On this day, 29 May 1982: Eagle
On this day, 29 May 1982 … ‘Eagle Magazine gives you the opportunity to let off steam!’ And then gives you a ‘Dad lecture’ to make you wish you’d kept all your steam to yourself. So, Eagle’s ‘Big Mouth’ column advocates corporal punishment, school uniform and hypocritical scout leaders, does it? Whatever happened to the spirit of ’76, guys? Dredger, Hook Jaw and Lefty Lampton must have been turning in their inky graves.
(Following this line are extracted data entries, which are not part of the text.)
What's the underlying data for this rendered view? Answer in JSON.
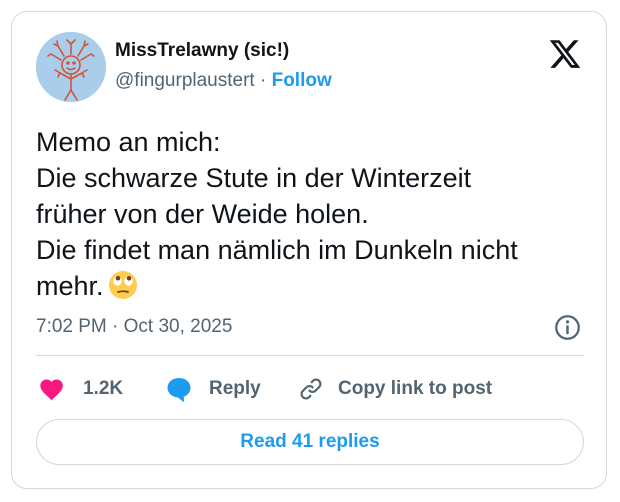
{
  "author": {
    "display_name": "MissTrelawny (sic!)",
    "handle": "@fingurplaustert",
    "separator": "·",
    "follow_label": "Follow"
  },
  "tweet": {
    "lines": [
      "Memo an mich:",
      "Die schwarze Stute in der Winterzeit",
      "früher von der Weide holen.",
      "Die findet man nämlich im Dunkeln nicht",
      "mehr."
    ],
    "emoji": "face-with-rolling-eyes",
    "timestamp": "7:02 PM · Oct 30, 2025"
  },
  "actions": {
    "like_count": "1.2K",
    "reply_label": "Reply",
    "copy_link_label": "Copy link to post"
  },
  "read_replies_label": "Read 41 replies",
  "icons": {
    "brand": "x-logo-icon",
    "info": "info-icon",
    "like": "heart-icon",
    "reply": "speech-bubble-icon",
    "copy": "link-icon"
  },
  "colors": {
    "accent": "#1d9bf0",
    "like": "#f91880",
    "text": "#0f1419",
    "secondary": "#536471",
    "border": "#cfd9de"
  }
}
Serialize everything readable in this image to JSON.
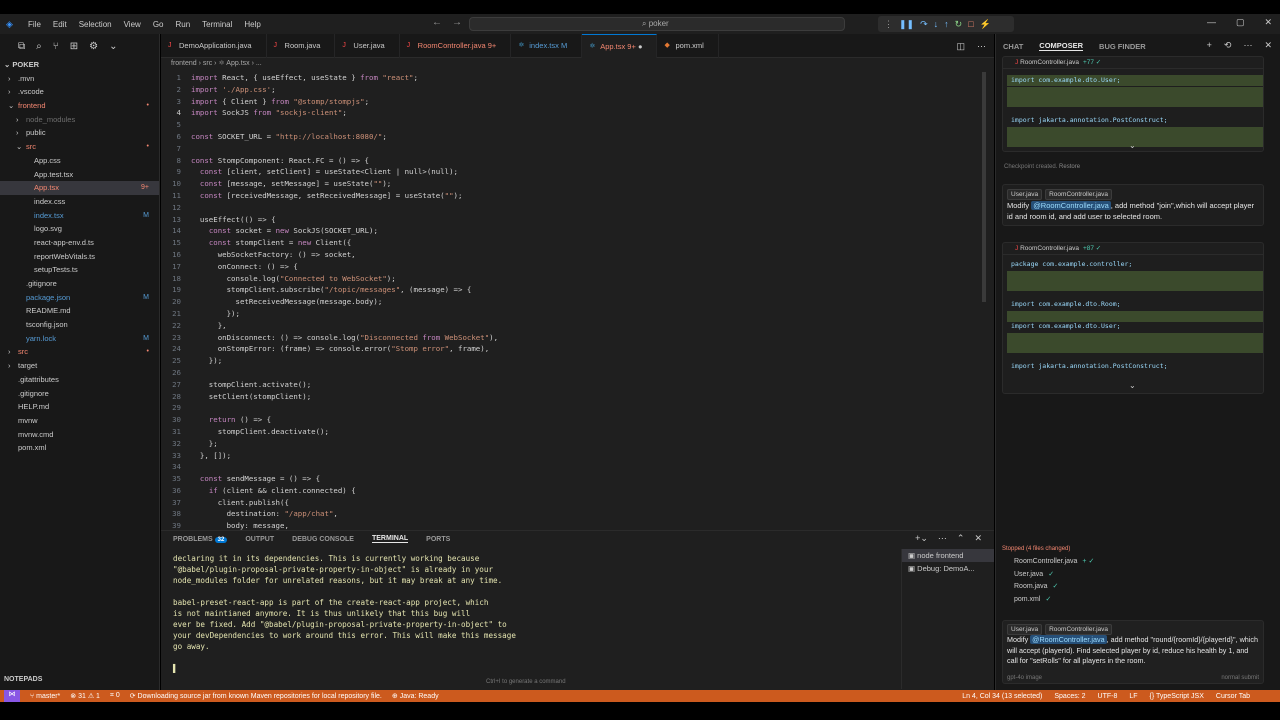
{
  "menu": [
    "File",
    "Edit",
    "Selection",
    "View",
    "Go",
    "Run",
    "Terminal",
    "Help"
  ],
  "search": {
    "value": "poker"
  },
  "explorer": {
    "root": "POKER",
    "items": [
      {
        "label": ".mvn",
        "indent": 1,
        "arrow": "›",
        "color": "#cccccc",
        "dec": ""
      },
      {
        "label": ".vscode",
        "indent": 1,
        "arrow": "›",
        "color": "#cccccc",
        "dec": ""
      },
      {
        "label": "frontend",
        "indent": 1,
        "arrow": "⌄",
        "color": "#f48771",
        "dec": "•"
      },
      {
        "label": "node_modules",
        "indent": 2,
        "arrow": "›",
        "color": "#6e6e6e",
        "dec": ""
      },
      {
        "label": "public",
        "indent": 2,
        "arrow": "›",
        "color": "#cccccc",
        "dec": ""
      },
      {
        "label": "src",
        "indent": 2,
        "arrow": "⌄",
        "color": "#f48771",
        "dec": "•"
      },
      {
        "label": "App.css",
        "indent": 3,
        "arrow": "",
        "color": "#cccccc",
        "dec": ""
      },
      {
        "label": "App.test.tsx",
        "indent": 3,
        "arrow": "",
        "color": "#cccccc",
        "dec": ""
      },
      {
        "label": "App.tsx",
        "indent": 3,
        "arrow": "",
        "color": "#f48771",
        "dec": "9+",
        "sel": true
      },
      {
        "label": "index.css",
        "indent": 3,
        "arrow": "",
        "color": "#cccccc",
        "dec": ""
      },
      {
        "label": "index.tsx",
        "indent": 3,
        "arrow": "",
        "color": "#569cd6",
        "dec": "M"
      },
      {
        "label": "logo.svg",
        "indent": 3,
        "arrow": "",
        "color": "#cccccc",
        "dec": ""
      },
      {
        "label": "react-app-env.d.ts",
        "indent": 3,
        "arrow": "",
        "color": "#cccccc",
        "dec": ""
      },
      {
        "label": "reportWebVitals.ts",
        "indent": 3,
        "arrow": "",
        "color": "#cccccc",
        "dec": ""
      },
      {
        "label": "setupTests.ts",
        "indent": 3,
        "arrow": "",
        "color": "#cccccc",
        "dec": ""
      },
      {
        "label": ".gitignore",
        "indent": 2,
        "arrow": "",
        "color": "#cccccc",
        "dec": ""
      },
      {
        "label": "package.json",
        "indent": 2,
        "arrow": "",
        "color": "#569cd6",
        "dec": "M"
      },
      {
        "label": "README.md",
        "indent": 2,
        "arrow": "",
        "color": "#cccccc",
        "dec": ""
      },
      {
        "label": "tsconfig.json",
        "indent": 2,
        "arrow": "",
        "color": "#cccccc",
        "dec": ""
      },
      {
        "label": "yarn.lock",
        "indent": 2,
        "arrow": "",
        "color": "#569cd6",
        "dec": "M"
      },
      {
        "label": "src",
        "indent": 1,
        "arrow": "›",
        "color": "#f48771",
        "dec": "•"
      },
      {
        "label": "target",
        "indent": 1,
        "arrow": "›",
        "color": "#cccccc",
        "dec": ""
      },
      {
        "label": ".gitattributes",
        "indent": 1,
        "arrow": "",
        "color": "#cccccc",
        "dec": ""
      },
      {
        "label": ".gitignore",
        "indent": 1,
        "arrow": "",
        "color": "#cccccc",
        "dec": ""
      },
      {
        "label": "HELP.md",
        "indent": 1,
        "arrow": "",
        "color": "#cccccc",
        "dec": ""
      },
      {
        "label": "mvnw",
        "indent": 1,
        "arrow": "",
        "color": "#cccccc",
        "dec": ""
      },
      {
        "label": "mvnw.cmd",
        "indent": 1,
        "arrow": "",
        "color": "#cccccc",
        "dec": ""
      },
      {
        "label": "pom.xml",
        "indent": 1,
        "arrow": "",
        "color": "#cccccc",
        "dec": ""
      }
    ],
    "notepads": "NOTEPADS"
  },
  "tabs": [
    {
      "label": "DemoApplication.java",
      "color": "#cccccc",
      "icon": "J",
      "iconColor": "#f44747",
      "active": false
    },
    {
      "label": "Room.java",
      "color": "#cccccc",
      "icon": "J",
      "iconColor": "#f44747",
      "active": false
    },
    {
      "label": "User.java",
      "color": "#cccccc",
      "icon": "J",
      "iconColor": "#f44747",
      "active": false
    },
    {
      "label": "RoomController.java 9+",
      "color": "#f48771",
      "icon": "J",
      "iconColor": "#f44747",
      "active": false
    },
    {
      "label": "index.tsx M",
      "color": "#569cd6",
      "icon": "⚛",
      "iconColor": "#4fc1ff",
      "active": false
    },
    {
      "label": "App.tsx 9+",
      "color": "#f48771",
      "icon": "⚛",
      "iconColor": "#4fc1ff",
      "active": true
    },
    {
      "label": "pom.xml",
      "color": "#cccccc",
      "icon": "◆",
      "iconColor": "#e37933",
      "active": false
    }
  ],
  "breadcrumb": "frontend  ›  src  ›  ⚛ App.tsx  ›  ...",
  "code": [
    {
      "n": "1",
      "t": "import React, { useEffect, useState } from \"react\";"
    },
    {
      "n": "2",
      "t": "import './App.css';"
    },
    {
      "n": "3",
      "t": "import { Client } from \"@stomp/stompjs\";"
    },
    {
      "n": "4",
      "t": "import SockJS from \"sockjs-client\";",
      "cur": true
    },
    {
      "n": "5",
      "t": ""
    },
    {
      "n": "6",
      "t": "const SOCKET_URL = \"http://localhost:8080/\";"
    },
    {
      "n": "7",
      "t": ""
    },
    {
      "n": "8",
      "t": "const StompComponent: React.FC = () => {"
    },
    {
      "n": "9",
      "t": "  const [client, setClient] = useState<Client | null>(null);"
    },
    {
      "n": "10",
      "t": "  const [message, setMessage] = useState(\"\");"
    },
    {
      "n": "11",
      "t": "  const [receivedMessage, setReceivedMessage] = useState(\"\");"
    },
    {
      "n": "12",
      "t": ""
    },
    {
      "n": "13",
      "t": "  useEffect(() => {"
    },
    {
      "n": "14",
      "t": "    const socket = new SockJS(SOCKET_URL);"
    },
    {
      "n": "15",
      "t": "    const stompClient = new Client({"
    },
    {
      "n": "16",
      "t": "      webSocketFactory: () => socket,"
    },
    {
      "n": "17",
      "t": "      onConnect: () => {"
    },
    {
      "n": "18",
      "t": "        console.log(\"Connected to WebSocket\");"
    },
    {
      "n": "19",
      "t": "        stompClient.subscribe(\"/topic/messages\", (message) => {"
    },
    {
      "n": "20",
      "t": "          setReceivedMessage(message.body);"
    },
    {
      "n": "21",
      "t": "        });"
    },
    {
      "n": "22",
      "t": "      },"
    },
    {
      "n": "23",
      "t": "      onDisconnect: () => console.log(\"Disconnected from WebSocket\"),"
    },
    {
      "n": "24",
      "t": "      onStompError: (frame) => console.error(\"Stomp error\", frame),"
    },
    {
      "n": "25",
      "t": "    });"
    },
    {
      "n": "26",
      "t": ""
    },
    {
      "n": "27",
      "t": "    stompClient.activate();"
    },
    {
      "n": "28",
      "t": "    setClient(stompClient);"
    },
    {
      "n": "29",
      "t": ""
    },
    {
      "n": "30",
      "t": "    return () => {"
    },
    {
      "n": "31",
      "t": "      stompClient.deactivate();"
    },
    {
      "n": "32",
      "t": "    };"
    },
    {
      "n": "33",
      "t": "  }, []);"
    },
    {
      "n": "34",
      "t": ""
    },
    {
      "n": "35",
      "t": "  const sendMessage = () => {"
    },
    {
      "n": "36",
      "t": "    if (client && client.connected) {"
    },
    {
      "n": "37",
      "t": "      client.publish({"
    },
    {
      "n": "38",
      "t": "        destination: \"/app/chat\","
    },
    {
      "n": "39",
      "t": "        body: message,"
    }
  ],
  "panel": {
    "tabs": [
      {
        "label": "PROBLEMS",
        "badge": "32"
      },
      {
        "label": "OUTPUT"
      },
      {
        "label": "DEBUG CONSOLE"
      },
      {
        "label": "TERMINAL",
        "on": true
      },
      {
        "label": "PORTS"
      }
    ],
    "terminal": [
      {
        "t": "declaring it in its dependencies. This is currently working because"
      },
      {
        "t": "\"@babel/plugin-proposal-private-property-in-object\" is already in your"
      },
      {
        "t": "node_modules folder for unrelated reasons, but it may break at any time."
      },
      {
        "t": ""
      },
      {
        "t": "babel-preset-react-app is part of the create-react-app project, which"
      },
      {
        "t": "is not maintianed anymore. It is thus unlikely that this bug will"
      },
      {
        "t": "ever be fixed. Add \"@babel/plugin-proposal-private-property-in-object\" to"
      },
      {
        "t": "your devDependencies to work around this error. This will make this message"
      },
      {
        "t": "go away."
      },
      {
        "t": ""
      },
      {
        "t": "▌"
      }
    ],
    "terminals": [
      {
        "label": "node  frontend",
        "sel": true
      },
      {
        "label": "Debug: DemoA..."
      }
    ],
    "hint": "Ctrl+I to generate a command"
  },
  "right": {
    "tabs": [
      {
        "label": "CHAT"
      },
      {
        "label": "COMPOSER",
        "on": true
      },
      {
        "label": "BUG FINDER"
      }
    ],
    "card1": {
      "file": "RoomController.java",
      "plus": "+77 ✓",
      "lines": [
        "import com.example.dto.User;",
        "import jakarta.annotation.PostConstruct;"
      ]
    },
    "checkpoint": "Checkpoint created.",
    "restore": "Restore",
    "msg1": {
      "chips": [
        "User.java",
        "RoomController.java"
      ],
      "pre": "Modify ",
      "mention": "@RoomController.java",
      "post": ", add method \"join\",which will accept player id and room id, and add user to selected room."
    },
    "card2": {
      "file": "RoomController.java",
      "plus": "+87 ✓",
      "lines": [
        "package com.example.controller;",
        "import com.example.dto.Room;",
        "import com.example.dto.User;",
        "import jakarta.annotation.PostConstruct;"
      ]
    },
    "stopped": "Stopped (4 files changed)",
    "files": [
      {
        "name": "RoomController.java",
        "meta": "+ ✓"
      },
      {
        "name": "User.java",
        "meta": "✓"
      },
      {
        "name": "Room.java",
        "meta": "✓"
      },
      {
        "name": "pom.xml",
        "meta": "✓"
      }
    ],
    "msg2": {
      "chips": [
        "User.java",
        "RoomController.java"
      ],
      "pre": "Modify ",
      "mention": "@RoomController.java",
      "post": ", add method \"round/{roomId}/{playerId}\", which will accept (playerId). Find selected player by id, reduce his health by 1, and call for \"setRolls\" for all players in the room."
    },
    "footer_left": "gpt-4o   image",
    "footer_right": "normal   submit"
  },
  "status": {
    "branch": "master*",
    "errors": "⊗ 31 ⚠ 1",
    "ports": "⌗ 0",
    "task": "Downloading source jar from known Maven repositories for local repository file.",
    "java": "Java: Ready",
    "right": [
      "Ln 4, Col 34 (13 selected)",
      "Spaces: 2",
      "UTF-8",
      "LF",
      "{} TypeScript JSX",
      "Cursor Tab"
    ]
  }
}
I've written previously that there was a lot to like about 1982's new Eagle (in spite of the photo-stories), and I'll hold to that, but in hindsight there was also a rather patriarchal, sermonising tone that annoys me now I can see it. 'Big Mouth' is just part of a traditional, militaristic, muscular evangelical outlook that undergirds the whole comic, from the 'boys' own' clean-cut heroes of Dan Dare and Sgt Streetwise (a latter-day PC49), to the features on warships, mountaineers and America's Man of Steel. That I wasn't particularly aware of all this preachiness and duty at the time suggests that Eagle's content was in keeping with the majority of other social and cultural influences around me: at home, school, Radio 1, the BBC, Thatcher and a Britain at war. It was also true to the ethos of the original Eagle, founded in 1950 by a vicar, Marcus Morris, with the express intention of upholding traditional 'Christian' values that would have included, in the latter half of the twentieth century, decency, order and patriotism. So in those senses I suppose I shouldn't be especially surprised or outraged, but it does all feel a bit of a shame following the anarchic revolution in IPC's comics of the late 1970s - this after all is the publishing range that brought us Action, 2000AD, Charley's War, Krazy, Cheeky and so many cock-a-snooking comic stories and serials.